Related to Specific heat ratios of water, air, and related questions

1. What is specific heat and why is it important?

Specific heat refers to the amount of energy required to raise the temperature of a substance by a certain amount. It is important because it helps us understand how different substances react to changes in temperature and how much energy is needed to heat or cool them.

2. What is the specific heat ratio of water?

The specific heat ratio of water is 4.18 joules/gram °C. This means that it takes 4.18 joules of energy to raise the temperature of 1 gram of water by 1 degree Celsius.

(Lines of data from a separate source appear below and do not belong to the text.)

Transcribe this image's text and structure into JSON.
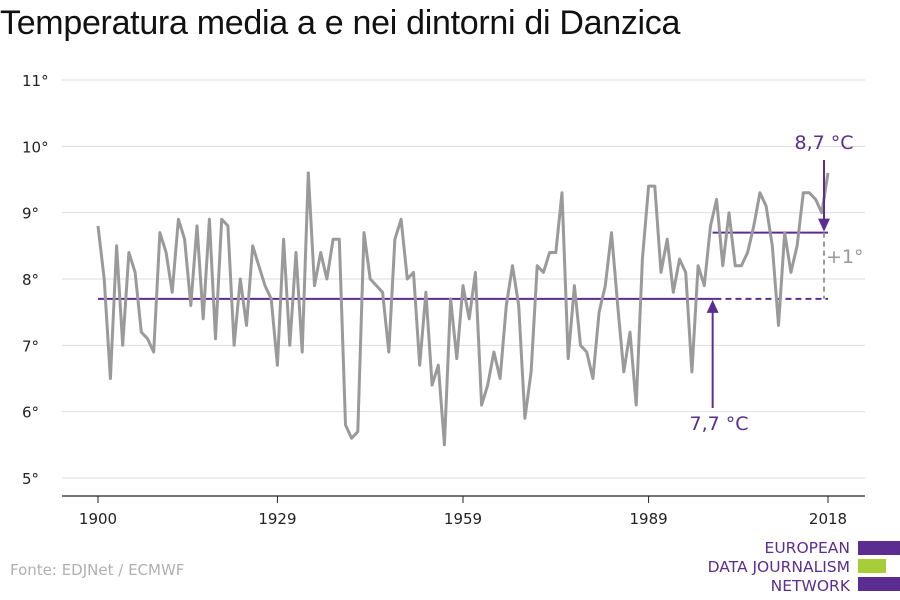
{
  "title": "Temperatura media a e nei dintorni di Danzica",
  "source": "Fonte: EDJNet / ECMWF",
  "logo": {
    "lines": [
      "EUROPEAN",
      "DATA JOURNALISM",
      "NETWORK"
    ]
  },
  "colors": {
    "series": "#9a9a9a",
    "accent": "#5c2d91",
    "logo_green": "#a6ce39",
    "grid": "#dddddd"
  },
  "chart_data": {
    "type": "line",
    "title": "Temperatura media a e nei dintorni di Danzica",
    "xlabel": "",
    "ylabel": "",
    "xlim": [
      1900,
      2018
    ],
    "ylim": [
      5,
      11
    ],
    "xticks": [
      1900,
      1929,
      1959,
      1989,
      2018
    ],
    "xtick_labels": [
      "1900",
      "1929",
      "1959",
      "1989",
      "2018"
    ],
    "yticks": [
      5,
      6,
      7,
      8,
      9,
      10,
      11
    ],
    "ytick_labels": [
      "5°",
      "6°",
      "7°",
      "8°",
      "9°",
      "10°",
      "11°"
    ],
    "grid": "horizontal",
    "series": [
      {
        "x": [
          1900,
          1901,
          1902,
          1903,
          1904,
          1905,
          1906,
          1907,
          1908,
          1909,
          1910,
          1911,
          1912,
          1913,
          1914,
          1915,
          1916,
          1917,
          1918,
          1919,
          1920,
          1921,
          1922,
          1923,
          1924,
          1925,
          1926,
          1927,
          1928,
          1929,
          1930,
          1931,
          1932,
          1933,
          1934,
          1935,
          1936,
          1937,
          1938,
          1939,
          1940,
          1941,
          1942,
          1943,
          1944,
          1945,
          1946,
          1947,
          1948,
          1949,
          1950,
          1951,
          1952,
          1953,
          1954,
          1955,
          1956,
          1957,
          1958,
          1959,
          1960,
          1961,
          1962,
          1963,
          1964,
          1965,
          1966,
          1967,
          1968,
          1969,
          1970,
          1971,
          1972,
          1973,
          1974,
          1975,
          1976,
          1977,
          1978,
          1979,
          1980,
          1981,
          1982,
          1983,
          1984,
          1985,
          1986,
          1987,
          1988,
          1989,
          1990,
          1991,
          1992,
          1993,
          1994,
          1995,
          1996,
          1997,
          1998,
          1999,
          2000,
          2001,
          2002,
          2003,
          2004,
          2005,
          2006,
          2007,
          2008,
          2009,
          2010,
          2011,
          2012,
          2013,
          2014,
          2015,
          2016,
          2017,
          2018
        ],
        "values": [
          8.8,
          8.0,
          6.5,
          8.5,
          7.0,
          8.4,
          8.1,
          7.2,
          7.1,
          6.9,
          8.7,
          8.4,
          7.8,
          8.9,
          8.6,
          7.6,
          8.8,
          7.4,
          8.9,
          7.1,
          8.9,
          8.8,
          7.0,
          8.0,
          7.3,
          8.5,
          8.2,
          7.9,
          7.7,
          6.7,
          8.6,
          7.0,
          8.4,
          6.9,
          9.6,
          7.9,
          8.4,
          8.0,
          8.6,
          8.6,
          5.8,
          5.6,
          5.7,
          8.7,
          8.0,
          7.9,
          7.8,
          6.9,
          8.6,
          8.9,
          8.0,
          8.1,
          6.7,
          7.8,
          6.4,
          6.7,
          5.5,
          7.7,
          6.8,
          7.9,
          7.4,
          8.1,
          6.1,
          6.4,
          6.9,
          6.5,
          7.6,
          8.2,
          7.6,
          5.9,
          6.6,
          8.2,
          8.1,
          8.4,
          8.4,
          9.3,
          6.8,
          7.9,
          7.0,
          6.9,
          6.5,
          7.5,
          7.9,
          8.7,
          7.6,
          6.6,
          7.2,
          6.1,
          8.3,
          9.4,
          9.4,
          8.1,
          8.6,
          7.8,
          8.3,
          8.1,
          6.6,
          8.2,
          7.9,
          8.8,
          9.2,
          8.2,
          9.0,
          8.2,
          8.2,
          8.4,
          8.8,
          9.3,
          9.1,
          8.5,
          7.3,
          8.7,
          8.1,
          8.5,
          9.3,
          9.3,
          9.2,
          9.0,
          9.6
        ]
      }
    ],
    "reference_lines": [
      {
        "label": "7,7 °C",
        "value": 7.7,
        "x_start": 1900,
        "x_end": 2018,
        "solid_until": 1999
      },
      {
        "label": "8,7 °C",
        "value": 8.7,
        "x_start": 2000,
        "x_end": 2018
      }
    ],
    "annotations": [
      {
        "text": "8,7 °C"
      },
      {
        "text": "7,7 °C"
      },
      {
        "text": "+1°"
      }
    ]
  }
}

3. How does the specific heat of water compare to air?

The specific heat of water is significantly higher than air, as air has a specific heat ratio of approximately 1 joule/gram °C. This means that it takes much less energy to raise the temperature of air compared to water.

4. Why does water have a higher specific heat than air?

This is due to the molecular structure of water, which allows it to absorb and retain more heat energy compared to the molecules in air. Water molecules are more tightly bound together, making it harder to change their temperature compared to the more loosely bound molecules in air.

5. How does the specific heat of water affect the Earth's climate?

The high specific heat of water plays a crucial role in regulating the Earth's climate. The oceans act as a heat sink, absorbing and storing large amounts of heat energy from the sun and releasing it slowly over time. This helps to moderate the Earth's temperature and prevent extreme fluctuations that could be harmful to life on our planet.